How to create a new Catalog backed by MongoDB

I want to set up a performant Catalog that scales to large numbers of Runs and supports the full search capability of Databroker.

  1. Install the MongoDB Community Edition. We recommend the latest stable version. Any version 3.x or later should be fine. Alternatively, you can run MongoDB in the MongoDB Docker container maintained by Docker. See Container Advice below if you go this route.

  2. Find where Databroker looks for Catalog configuration files on your system. It varies by OS and environment because Databroker does its best to be a polite guest and place configuration files where the local conventions dictate. Run this snippet to find the list of paths where it looks on your system.

    python3 -c "import databroker; print(databroker.catalog_search_path())"
    
  3. Compose a configuration file like this. The filename of the configuration file is unimportant, but using CATALOG_NAME.yml is conventional. The file should be placed in any one of the directories listed by the previous step.

    sources:
      CATALOG_NAME:
        driver: bluesky-mongo-normalized-catalog
        args:
          metadatastore_db: mongodb://HOST:PORT/DATABASE_NAME
          asset_registry_db: mongodb://HOST:PORT/DATABASE_NAME
    

    where CATALOG_NAME is a name of the entry that will appear in databroker.catalog. The two database URIs, metadatastore_db and asset_registry_db, are distinct only for historical reasons. For new deployments, we recommend that you set them to the same value—i.e. that you use one database shared by both.

    If you are using Databroker on the same system where you are running MongoDB, then the URI would be mongodb://localhost:27017/DATABASE_NAME where DATABASE_NAME is fully up to you.

  4. Now CATALOG_NAME should appear in

    import databroker
    
    # List catalog names.
    list(databroker.catalog)
    

    If it does not appear, call databroker.catalog.force_reload() and retry. The catalog may be accessed like

    catalog = databroker.catalog[CATALOG_NAME]
    

    using the CATALOG_NAME in the text of the configuration file. (Again, the filename of the configuration file is not relevant.)

See How to store data from the Run Engine or How to store analysis results to put some actual data in there, and see the tutorials for how to get it back out.

Security

Databroker was designed with access controls per Run in mind, and this is now being actively developed, but currently only all-or-nothing access is supported: Users can access all the Runs in the MongoDB or none of them.

  1. Enable authentication on MongoDB. Following those instructions, create a user with read and write access to your database and set a secure password.

  2. Edit your configuration file as to add a template for username and password in the URI as follows. Notice the addition of the query parameter authSource=admin as well.

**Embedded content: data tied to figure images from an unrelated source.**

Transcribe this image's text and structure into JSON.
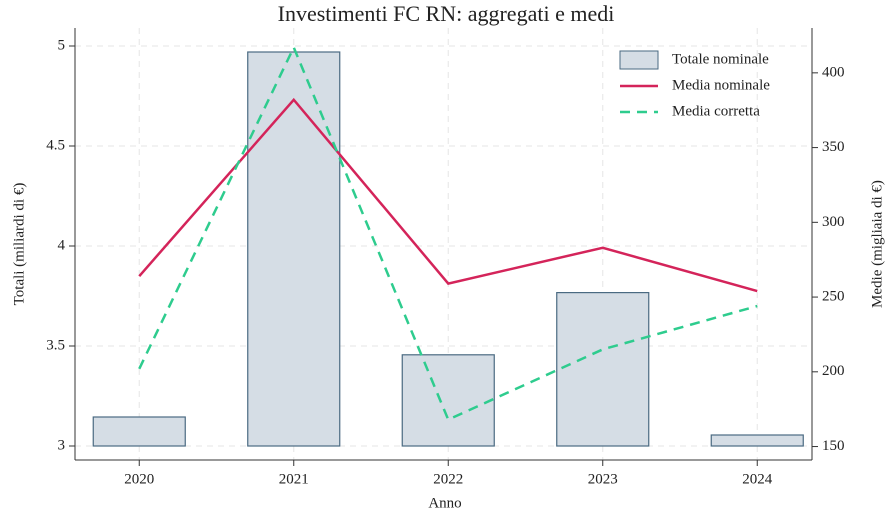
{
  "chart_data": {
    "type": "bar-line",
    "title": "Investimenti FC RN: aggregati e medi",
    "x_label": "Anno",
    "y_label": "Totali (miliardi di €)",
    "y2_label": "Medie (migliaia di €)",
    "categories": [
      "2020",
      "2021",
      "2022",
      "2023",
      "2024"
    ],
    "series": [
      {
        "name": "Totale nominale",
        "type": "bar",
        "color": "#d5dde5",
        "values": [
          3.145,
          4.97,
          3.456,
          3.767,
          3.055
        ]
      },
      {
        "name": "Media nominale",
        "type": "line",
        "color": "#d4245a",
        "axis": "y2",
        "values": [
          264,
          382,
          259,
          283,
          254
        ]
      },
      {
        "name": "Media corretta",
        "type": "line",
        "color": "#2ecc8e",
        "dashed": true,
        "axis": "y2",
        "values": [
          202,
          417,
          168,
          215,
          244
        ]
      }
    ],
    "ylim": [
      2.93,
      5.09
    ],
    "yticks": [
      3,
      3.5,
      4,
      4.5,
      5
    ],
    "y2lim": [
      141,
      430
    ],
    "y2ticks": [
      150,
      200,
      250,
      300,
      350,
      400
    ],
    "grid": true,
    "legend": "upper right"
  }
}
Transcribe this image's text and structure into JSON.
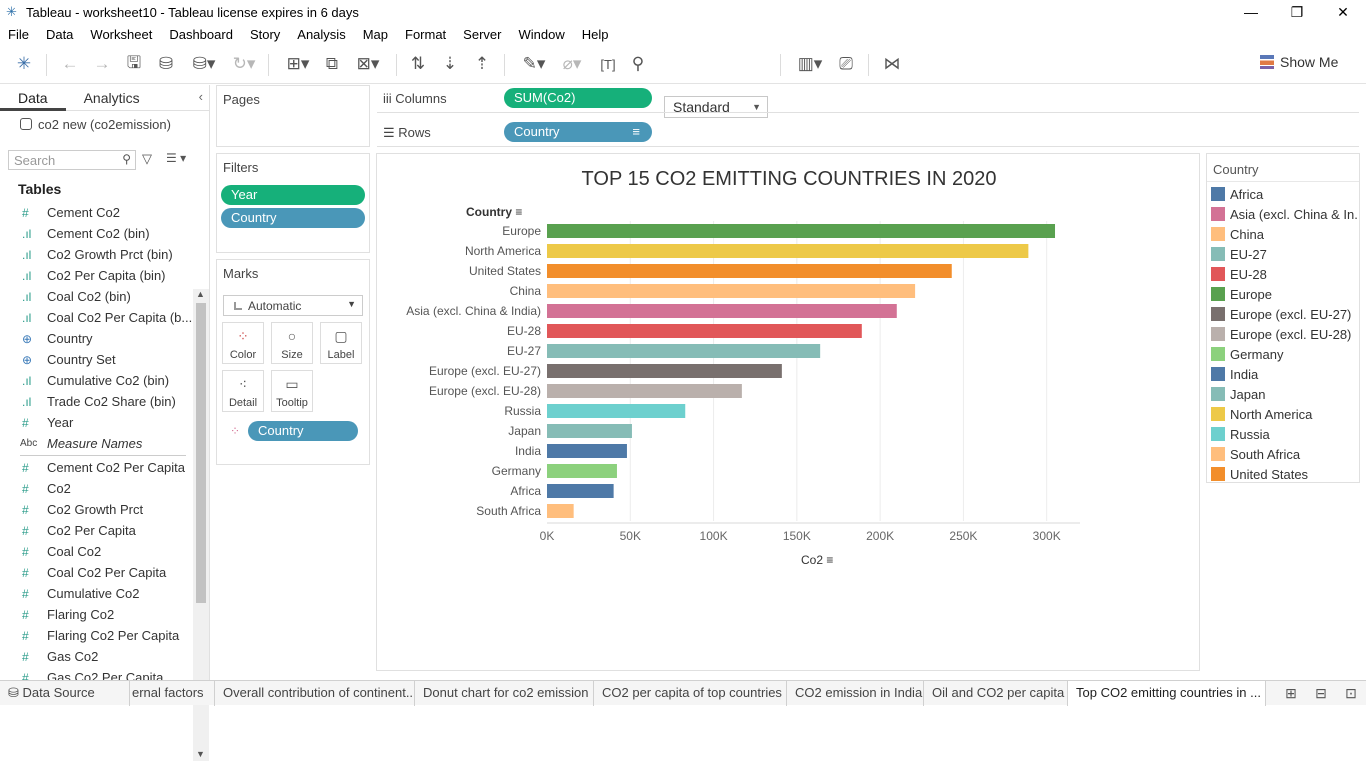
{
  "window": {
    "title": "Tableau - worksheet10 - Tableau license expires in 6 days"
  },
  "menu": [
    "File",
    "Data",
    "Worksheet",
    "Dashboard",
    "Story",
    "Analysis",
    "Map",
    "Format",
    "Server",
    "Window",
    "Help"
  ],
  "toolbar": {
    "fit": "Standard",
    "show_me": "Show Me"
  },
  "left_panel": {
    "tabs": [
      "Data",
      "Analytics"
    ],
    "datasource": "co2 new (co2emission)",
    "search_placeholder": "Search",
    "tables_label": "Tables",
    "fields_dim": [
      {
        "type": "#",
        "name": "Cement Co2"
      },
      {
        "type": "bin",
        "name": "Cement Co2 (bin)"
      },
      {
        "type": "bin",
        "name": "Co2 Growth Prct (bin)"
      },
      {
        "type": "bin",
        "name": "Co2 Per Capita (bin)"
      },
      {
        "type": "bin",
        "name": "Coal Co2 (bin)"
      },
      {
        "type": "bin",
        "name": "Coal Co2 Per Capita (b..."
      },
      {
        "type": "geo",
        "name": "Country"
      },
      {
        "type": "geo",
        "name": "Country Set"
      },
      {
        "type": "bin",
        "name": "Cumulative Co2 (bin)"
      },
      {
        "type": "bin",
        "name": "Trade Co2 Share (bin)"
      },
      {
        "type": "#",
        "name": "Year"
      },
      {
        "type": "Abc",
        "name": "Measure Names"
      }
    ],
    "fields_meas": [
      "Cement Co2 Per Capita",
      "Co2",
      "Co2 Growth Prct",
      "Co2 Per Capita",
      "Coal Co2",
      "Coal Co2 Per Capita",
      "Cumulative Co2",
      "Flaring Co2",
      "Flaring Co2 Per Capita",
      "Gas Co2",
      "Gas Co2 Per Capita"
    ]
  },
  "cards": {
    "pages": "Pages",
    "filters": "Filters",
    "filter_pills": [
      "Year",
      "Country"
    ],
    "marks": "Marks",
    "mark_type": "Automatic",
    "mark_buttons": [
      "Color",
      "Size",
      "Label",
      "Detail",
      "Tooltip"
    ],
    "marks_pill": "Country"
  },
  "shelves": {
    "columns_label": "Columns",
    "columns_pill": "SUM(Co2)",
    "rows_label": "Rows",
    "rows_pill": "Country"
  },
  "chart_data": {
    "type": "bar",
    "orientation": "horizontal",
    "title": "TOP 15 CO2 EMITTING COUNTRIES IN 2020",
    "ylabel": "Country",
    "xlabel": "Co2",
    "xlim": [
      0,
      320000
    ],
    "xticks": [
      0,
      50000,
      100000,
      150000,
      200000,
      250000,
      300000
    ],
    "xtick_labels": [
      "0K",
      "50K",
      "100K",
      "150K",
      "200K",
      "250K",
      "300K"
    ],
    "categories": [
      "Europe",
      "North America",
      "United States",
      "China",
      "Asia (excl. China & India)",
      "EU-28",
      "EU-27",
      "Europe (excl. EU-27)",
      "Europe (excl. EU-28)",
      "Russia",
      "Japan",
      "India",
      "Germany",
      "Africa",
      "South Africa"
    ],
    "values": [
      305000,
      289000,
      243000,
      221000,
      210000,
      189000,
      164000,
      141000,
      117000,
      83000,
      51000,
      48000,
      42000,
      40000,
      16000
    ],
    "colors": [
      "#59a14f",
      "#edc948",
      "#f28e2b",
      "#ffbe7d",
      "#d37295",
      "#e15759",
      "#86bcb6",
      "#79706e",
      "#bab0ac",
      "#6dd0ce",
      "#86bcb6",
      "#4e79a7",
      "#8cd17d",
      "#4e79a7",
      "#ffbe7d"
    ],
    "grid": true
  },
  "legend": {
    "title": "Country",
    "items": [
      {
        "label": "Africa",
        "color": "#4e79a7"
      },
      {
        "label": "Asia (excl. China & In..",
        "color": "#d37295"
      },
      {
        "label": "China",
        "color": "#ffbe7d"
      },
      {
        "label": "EU-27",
        "color": "#86bcb6"
      },
      {
        "label": "EU-28",
        "color": "#e15759"
      },
      {
        "label": "Europe",
        "color": "#59a14f"
      },
      {
        "label": "Europe (excl. EU-27)",
        "color": "#79706e"
      },
      {
        "label": "Europe (excl. EU-28)",
        "color": "#bab0ac"
      },
      {
        "label": "Germany",
        "color": "#8cd17d"
      },
      {
        "label": "India",
        "color": "#4e79a7"
      },
      {
        "label": "Japan",
        "color": "#86bcb6"
      },
      {
        "label": "North America",
        "color": "#edc948"
      },
      {
        "label": "Russia",
        "color": "#6dd0ce"
      },
      {
        "label": "South Africa",
        "color": "#ffbe7d"
      },
      {
        "label": "United States",
        "color": "#f28e2b"
      }
    ]
  },
  "bottom_tabs": [
    "Data Source",
    "ernal factors",
    "Overall contribution of continent...",
    "Donut chart for co2 emission",
    "CO2 per capita of top countries",
    "CO2 emission in India",
    "Oil and CO2 per capita",
    "Top CO2 emitting countries in ..."
  ]
}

    metadatastore_db: mongodb://{{ env(DATABROKER_MONGO_USER) }}:{{ env(DATABROKER_MONGO_PASSWORD) }}@HOST:PORT/DATABASE_NAME?authSource=admin
    asset_registry_db: mongodb://{{ env(DATABROKER_MONGO_USER) }}:{{ env(DATABROKER_MONGO_PASSWORD) }}@HOST:PORT/DATABASE_NAME?authSource=admin
    

    Refer to PyMongo authentication documentation for context.

  3. Set these environment variables to provide access to the database.

    export DATABROKER_MONGO_USER='...'
    export DATABROKER_MONGO_PASSWORD='...'
    

Container Advice

If you choose to run MongoDB in a Docker container:

  • Be sure to mount persistent storage from the host machine into the volumes MongoDB stores it data. When the container stops, you presumably still want your data!

  • See this resource for information on enabling authentication.